The way I see this ‘trad’ vs. ‘liberal’ dilemma is that being traditional and sticking to the law guards the faith against all sorts of heresies and dangers. The church has done a very good job in that respect. But if we let the guard down and embrace a ‘spirit’ that yields to the spirit of the times, then we are in more trouble than usual because the church weakens itself from the inside. Traditional Catholics are very critical of this and thus can seem stubborn and reluctant to open up to change. Of course, the church can and will survive all sorts of crises like it has so far, but rejecting tradition doesn’t help at all: it is like shooting oneself in the foot. I am convinced that the church would be able to deal better with the current crisis in the western world (spiritual, moral and intellectual) if it had kept a strong catholic identity without ifs and buts. And I don’t think liberals understand this. They want to please the world and reform everything they can get their hands on to be more ‘relevant and modern’.

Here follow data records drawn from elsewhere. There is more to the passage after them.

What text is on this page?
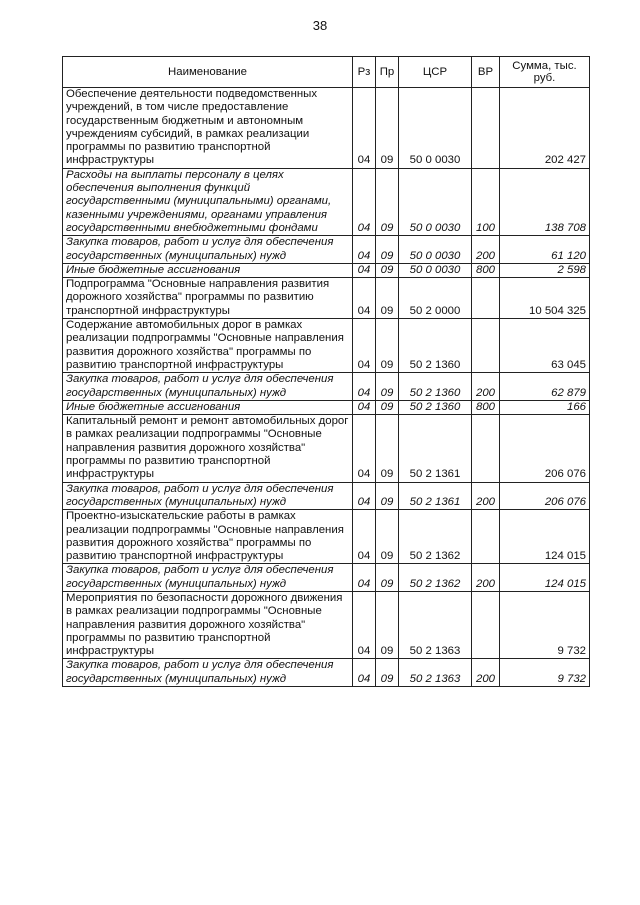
38
Наименование	Рз	Пр	ЦСР	ВР	Сумма, тыс. руб.
Обеспечение деятельности подведомственных учреждений, в том числе предоставление государственным бюджетным и автономным учреждениям субсидий, в рамках реализации программы по развитию транспортной инфраструктуры	04	09	50 0 0030		202 427
Расходы на выплаты персоналу в целях обеспечения выполнения функций государственными (муниципальными) органами, казенными учреждениями, органами управления государственными внебюджетными фондами	04	09	50 0 0030	100	138 708
Закупка товаров, работ и услуг для обеспечения государственных (муниципальных) нужд	04	09	50 0 0030	200	61 120
Иные бюджетные ассигнования	04	09	50 0 0030	800	2 598
Подпрограмма "Основные направления развития дорожного хозяйства" программы по развитию транспортной инфраструктуры	04	09	50 2 0000		10 504 325
Содержание автомобильных дорог в рамках реализации подпрограммы "Основные направления развития дорожного хозяйства" программы по развитию транспортной инфраструктуры	04	09	50 2 1360		63 045
Закупка товаров, работ и услуг для обеспечения государственных (муниципальных) нужд	04	09	50 2 1360	200	62 879
Иные бюджетные ассигнования	04	09	50 2 1360	800	166
Капитальный ремонт и ремонт автомобильных дорог в рамках реализации подпрограммы "Основные направления развития дорожного хозяйства" программы по развитию транспортной инфраструктуры	04	09	50 2 1361		206 076
Закупка товаров, работ и услуг для обеспечения государственных (муниципальных) нужд	04	09	50 2 1361	200	206 076
Проектно-изыскательские работы в рамках реализации подпрограммы "Основные направления развития дорожного хозяйства" программы по развитию транспортной инфраструктуры	04	09	50 2 1362		124 015
Закупка товаров, работ и услуг для обеспечения государственных (муниципальных) нужд	04	09	50 2 1362	200	124 015
Мероприятия по безопасности дорожного движения в рамках реализации подпрограммы "Основные направления развития дорожного хозяйства" программы по развитию транспортной инфраструктуры	04	09	50 2 1363		9 732
Закупка товаров, работ и услуг для обеспечения государственных (муниципальных) нужд	04	09	50 2 1363	200	9 732
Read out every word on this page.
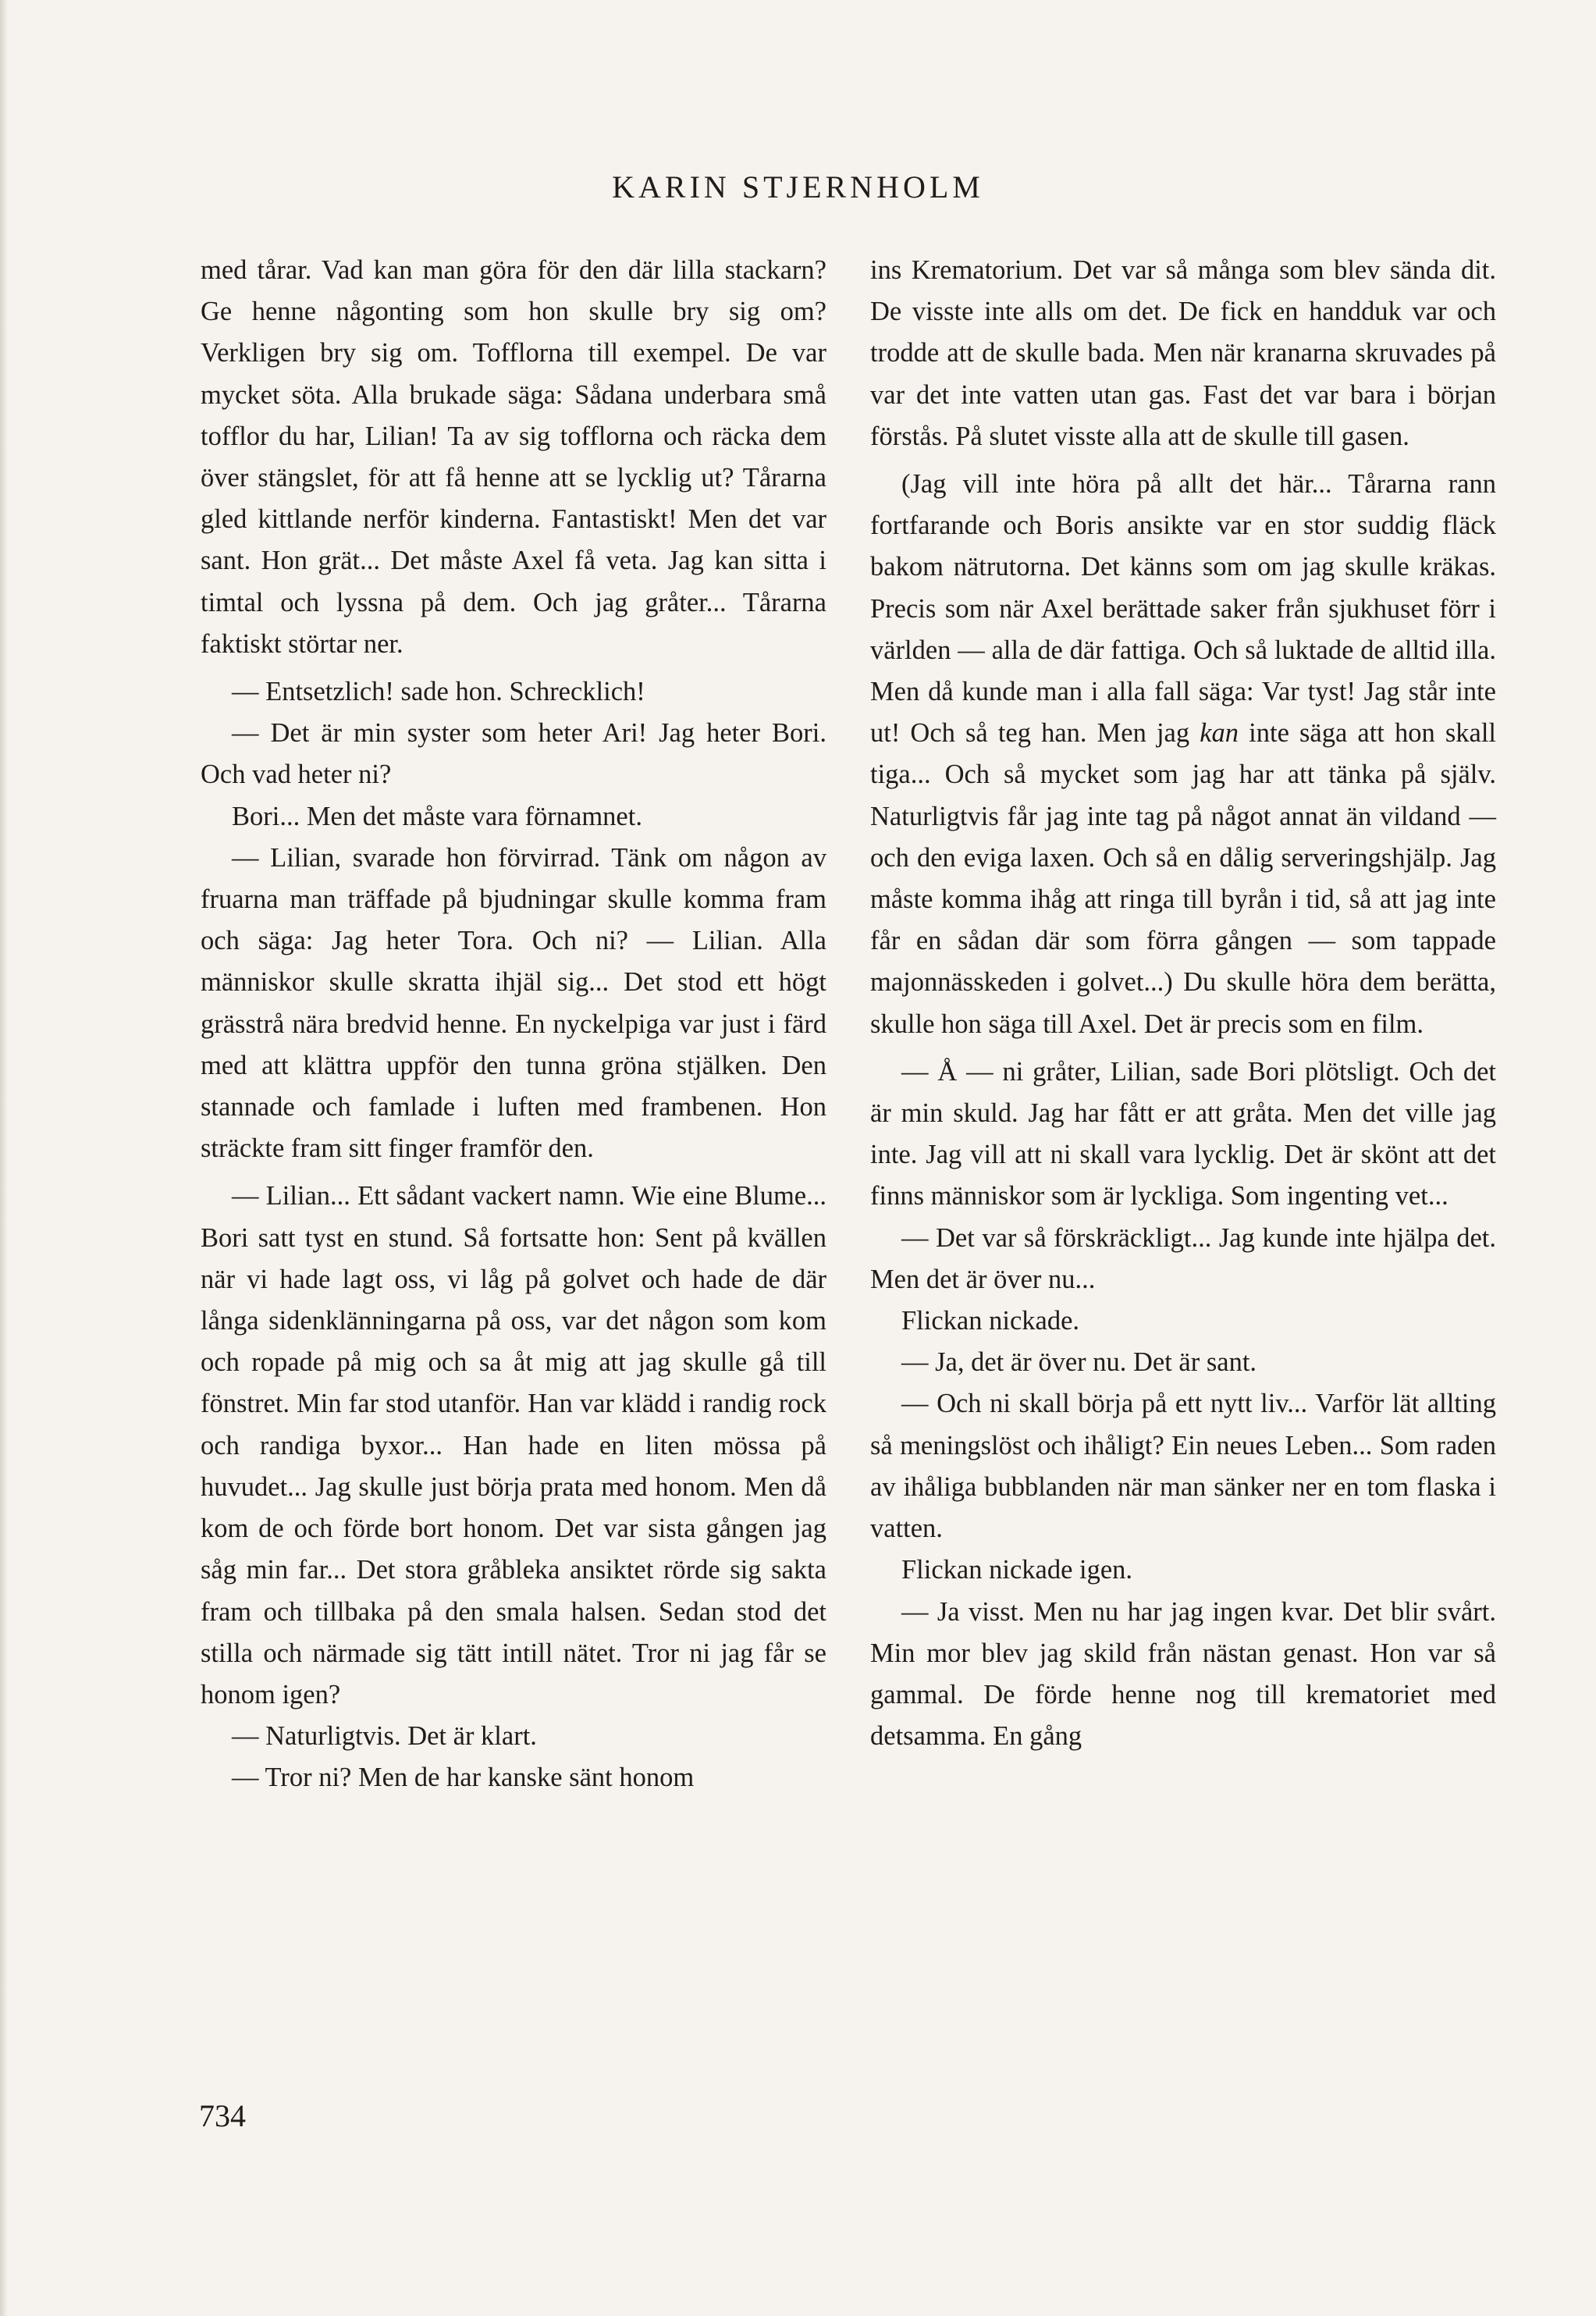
KARIN STJERNHOLM

med tårar. Vad kan man göra för den där lilla stackarn? Ge henne någonting som hon skulle bry sig om? Verkligen bry sig om. Tofflorna till exempel. De var mycket söta. Alla brukade säga: Sådana underbara små tofflor du har, Lilian! Ta av sig tofflorna och räcka dem över stängslet, för att få henne att se lycklig ut? Tårarna gled kittlande nerför kinderna. Fantastiskt! Men det var sant. Hon grät... Det måste Axel få veta. Jag kan sitta i timtal och lyssna på dem. Och jag gråter... Tårarna faktiskt störtar ner.

— Entsetzlich! sade hon. Schrecklich!

— Det är min syster som heter Ari! Jag heter Bori. Och vad heter ni?

Bori... Men det måste vara förnamnet.

— Lilian, svarade hon förvirrad. Tänk om någon av fruarna man träffade på bjudningar skulle komma fram och säga: Jag heter Tora. Och ni? — Lilian. Alla människor skulle skratta ihjäl sig... Det stod ett högt grässtrå nära bredvid henne. En nyckelpiga var just i färd med att klättra uppför den tunna gröna stjälken. Den stannade och famlade i luften med frambenen. Hon sträckte fram sitt finger framför den.

— Lilian... Ett sådant vackert namn. Wie eine Blume... Bori satt tyst en stund. Så fortsatte hon: Sent på kvällen när vi hade lagt oss, vi låg på golvet och hade de där långa sidenklänningarna på oss, var det någon som kom och ropade på mig och sa åt mig att jag skulle gå till fönstret. Min far stod utanför. Han var klädd i randig rock och randiga byxor... Han hade en liten mössa på huvudet... Jag skulle just börja prata med honom. Men då kom de och förde bort honom. Det var sista gången jag såg min far... Det stora gråbleka ansiktet rörde sig sakta fram och tillbaka på den smala halsen. Sedan stod det stilla och närmade sig tätt intill nätet. Tror ni jag får se honom igen?

— Naturligtvis. Det är klart.

— Tror ni? Men de har kanske sänt honom

ins Krematorium. Det var så många som blev sända dit. De visste inte alls om det. De fick en handduk var och trodde att de skulle bada. Men när kranarna skruvades på var det inte vatten utan gas. Fast det var bara i början förstås. På slutet visste alla att de skulle till gasen.

(Jag vill inte höra på allt det här... Tårarna rann fortfarande och Boris ansikte var en stor suddig fläck bakom nätrutorna. Det känns som om jag skulle kräkas. Precis som när Axel berättade saker från sjukhuset förr i världen — alla de där fattiga. Och så luktade de alltid illa. Men då kunde man i alla fall säga: Var tyst! Jag står inte ut! Och så teg han. Men jag kan inte säga att hon skall tiga... Och så mycket som jag har att tänka på själv. Naturligtvis får jag inte tag på något annat än vildand — och den eviga laxen. Och så en dålig serveringshjälp. Jag måste komma ihåg att ringa till byrån i tid, så att jag inte får en sådan där som förra gången — som tappade majonnässkeden i golvet...) Du skulle höra dem berätta, skulle hon säga till Axel. Det är precis som en film.

— Å — ni gråter, Lilian, sade Bori plötsligt. Och det är min skuld. Jag har fått er att gråta. Men det ville jag inte. Jag vill att ni skall vara lycklig. Det är skönt att det finns människor som är lyckliga. Som ingenting vet...

— Det var så förskräckligt... Jag kunde inte hjälpa det. Men det är över nu...

Flickan nickade.

— Ja, det är över nu. Det är sant.

— Och ni skall börja på ett nytt liv... Varför lät allting så meningslöst och ihåligt? Ein neues Leben... Som raden av ihåliga bubblanden när man sänker ner en tom flaska i vatten.

Flickan nickade igen.

— Ja visst. Men nu har jag ingen kvar. Det blir svårt. Min mor blev jag skild från nästan genast. Hon var så gammal. De förde henne nog till krematoriet med detsamma. En gång

734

Thanks for the response, and I agree with much of you you’ve said here. I want to touch on this point, however

And I don’t think liberals understand this. They want to please the world and reform everything they can get their hands on to be more ‘relevant and modern’.

I don’t think this is true. “Liberal” Catholics don’t want change for the sake of change. I think I have read this a lot on the forum from self confessed liberal Catholics. I highly doubt they see modernization as an end in itself. That would be silly. It would be like their accusations of Traditional Catholics wanting things to be “old” and “traditional” as an end in itself. That’s a caricature we rightfully reject. These are loaded terms that have loaded meaning in each camp. As a Traditionalist we seem to shy away from the words “modern” and “change” . Liberals shy away from “tradition” and “continuity”. But we should start seeing things as we each understand it, and perhaps as the Church herself understands it.

We need to be relevant. The last 2 Popes have said as much. There is a call to the “New” Evangelization. That is relevancy, that is modern. But it is certainly not bad or breaking from tradition.

The Liberal, again, puts emphasis on the individual finding himself. The Conservative puts emphasis on losing oneself and placing our Trust in what we know. This can be reconciled if we avoid the extreme. We can find ourselves by losing ourselves in God through the sacraments and guidance of the Holy Spirit who in turn guides the Church. I don’t want to that to sound too self-important or dramatic or as if I’m trying hard to be poetic. I doubt I am eloquent enough to be making my point properly.

I just think we need to give each “camp” its due and credit and say, “Hold on a minute. A Catholic is someone who doesn’t take a self intepretation or stick to a crowd, but rather, lets the Holy Spirit guide in all things”.